David Oyelowo Sounds Off on Oscar Diversity Controversy: The Academy 'Doesn't Reflect This Nation'
"The Academy has a problem," David Oyelowo said. "It's a problem that needs to be solved"
Oyelowo, who was famously overlooked for his depiction of Martin Luther King Jr. in Selma at last year’s Oscar ceremony, sounded off on his thoughts about the race controversy at a gala honoring Academy president Cheryl Boone Issacs on Monday night, according to The Hollywood Reporter.
“The Academy has a problem,” said Oyelowo, 39, at the Sheraton Gateway Hotel in Los Angeles. “It’s a problem that needs to be solved.”
Calling this year’s all-white nominee list “unforgivable,” the British actor revealed that he had a private meeting with Boone to discuss his absence from last year’s nominations.
“A year ago, I did a film called Selma, and after the Academy Awards, Cheryl invited me to her office to talk about what went wrong then,” he explained. “We had a deep and meaningful [conversation]. For 20 opportunities to celebrate actors of color, actresses of color, to be missed last year is one thing; for that to happen again this year is unforgivable.”

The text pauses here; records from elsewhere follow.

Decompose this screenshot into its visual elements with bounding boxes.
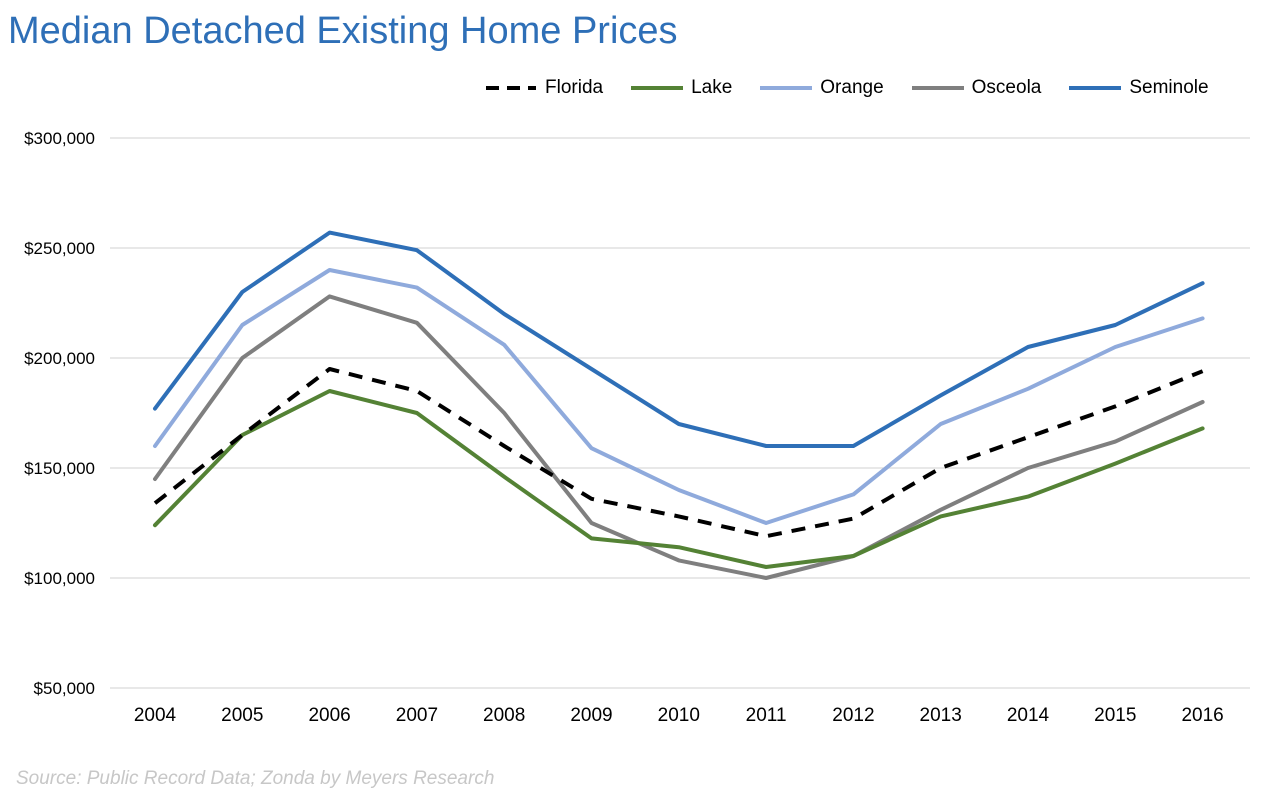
x-tick-label: 2016 — [1181, 705, 1223, 726]
series-line-orange — [153, 268, 1205, 525]
chart-title: Median Detached Existing Home Prices — [8, 10, 678, 52]
x-tick-label: 2013 — [920, 705, 962, 726]
legend-swatch-osceola — [911, 86, 964, 90]
legend-label-florida: Florida — [545, 77, 604, 98]
legend-item-orange: Orange — [760, 77, 884, 99]
x-tick-label: 2005 — [221, 705, 263, 726]
chart-legend: Florida Lake Orange Osceola Seminole — [485, 76, 1209, 100]
y-tick-label: $300,000 — [24, 129, 95, 148]
legend-swatch-lake — [631, 86, 684, 90]
legend-label-seminole: Seminole — [1129, 77, 1209, 98]
x-tick-label: 2012 — [832, 705, 874, 726]
series-line-lake — [153, 389, 1205, 569]
x-tick-label: 2011 — [746, 705, 787, 726]
y-tick-label: $150,000 — [24, 459, 95, 478]
x-tick-label: 2014 — [1007, 705, 1050, 726]
y-tick-label: $200,000 — [24, 349, 95, 368]
legend-item-seminole: Seminole — [1069, 77, 1209, 99]
legend-item-osceola: Osceola — [911, 77, 1042, 99]
series-line-florida — [153, 367, 1204, 539]
y-tick-label: $50,000 — [34, 679, 95, 698]
x-tick-label: 2004 — [134, 705, 177, 726]
legend-swatch-florida — [486, 86, 536, 90]
series-line-osceola — [153, 294, 1205, 580]
legend-item-lake: Lake — [631, 77, 732, 99]
legend-label-lake: Lake — [691, 77, 733, 98]
x-tick-label: 2006 — [308, 705, 350, 726]
x-tick-label: 2009 — [570, 705, 612, 726]
series-line-seminole — [153, 230, 1205, 448]
legend-swatch-orange — [760, 86, 813, 90]
y-tick-label: $100,000 — [24, 569, 95, 588]
y-tick-label: $250,000 — [24, 239, 95, 258]
source-note: Source: Public Record Data; Zonda by Mey… — [16, 768, 495, 789]
legend-item-florida: Florida — [485, 77, 603, 99]
x-tick-label: 2010 — [658, 705, 700, 726]
legend-swatch-seminole — [1069, 86, 1122, 90]
legend-label-orange: Orange — [820, 77, 884, 98]
x-tick-label: 2008 — [483, 705, 525, 726]
x-tick-label: 2015 — [1094, 705, 1136, 726]
x-tick-label: 2007 — [396, 705, 438, 726]
legend-label-osceola: Osceola — [971, 77, 1042, 98]
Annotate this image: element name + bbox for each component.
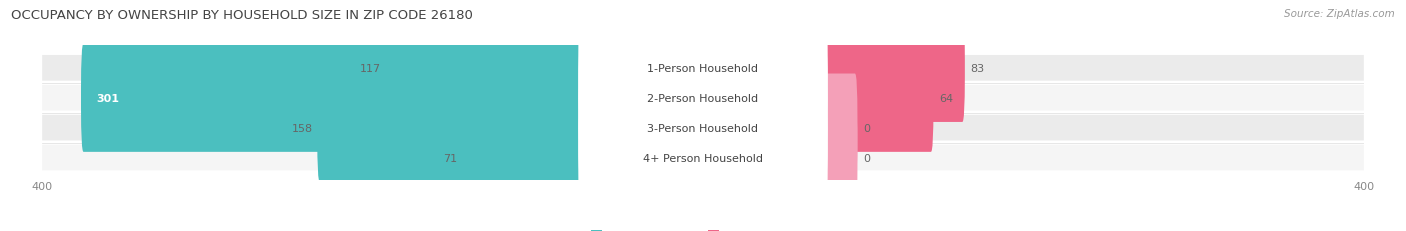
FancyBboxPatch shape bbox=[578, 15, 828, 122]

Oyelowo said that he finds it difficult to turn his back on the Academy because of how important the ceremony is to actors and the film industry as a whole – making the lack of diversity even harder to accept.
“The reason why the Oscars are so important is because it is the zenith, it is the epitome, it is the height of celebration of artistic endeavor within the filmmaking community,” he said. “We grow up aspiring, dreaming, longing to be accepted into that august establishment because it is the height of excellence. I would like to walk away and say it doesn’t matter, but it does, because that acknowledgement changes the trajectory of your life, your career and the culture of the world we live in.”
He continued: “This institution doesn’t reflect its president and it doesn’t reflect this room. I am an Academy member and it doesn’t reflect me, and it doesn’t reflect this nation.”
The actor pointed out that two of the top films currently at the box office, Star Wars: The Force Awakens and Ride Along 2, are led by black actors.
He compared the battle over diversity at the Oscars to the 1960s campaign for African-American voting rights, using it to encourage the Academy to institute change faster.
“When Dr. King said we need the Voting Rights Act to be passed, LBJ said it’s too soon, it can’t be done. People were losing their lives. People weren’t allowed to vote. Dr. King said [we cannot] wait. What was done was done not in years but months,” he said. “The Academy is an institution in which they all say radical and timely change cannot happen quickly. It better happen quickly.”
“We cannot afford to get bitter, we cannot afford to get negative” he added. “But we must make our voice heard.”
But while Oyelowo calls for change, Boyz n the Hood director John Singleton said he doesn’t have a problem with this year’s nominee list.
“There’s only so many slots, though,” Singleton told Variety. “There are a couple of movies that may have [warranted attention] but … It’s all subjective. It’s almost like the lottery.”
“It’s like every year people complain. People even complain even when we have a lot of nominations. It is what it is,” he added. “I’ve been in the game for 25 years. You never know – it’s the luck of the draw for you. To me, I’m not surprised. I’m not disappointed either, as much as other people are disappointed. There’s a whole elevation of work that happens.”
On Monday, Isaacs released a statement saying she was “disappointed” over the lack of diversity represented at this year’s Academy Awards.
“I’d like to acknowledge the wonderful work of this year’s nominees. While we celebrate their extraordinary achievements, I am both heartbroken and frustrated about the lack of inclusion,” Isaacs wrote. “This is a difficult but important conversation, and it’s time for big changes. The Academy is taking dramatic steps to alter the makeup of our membership.”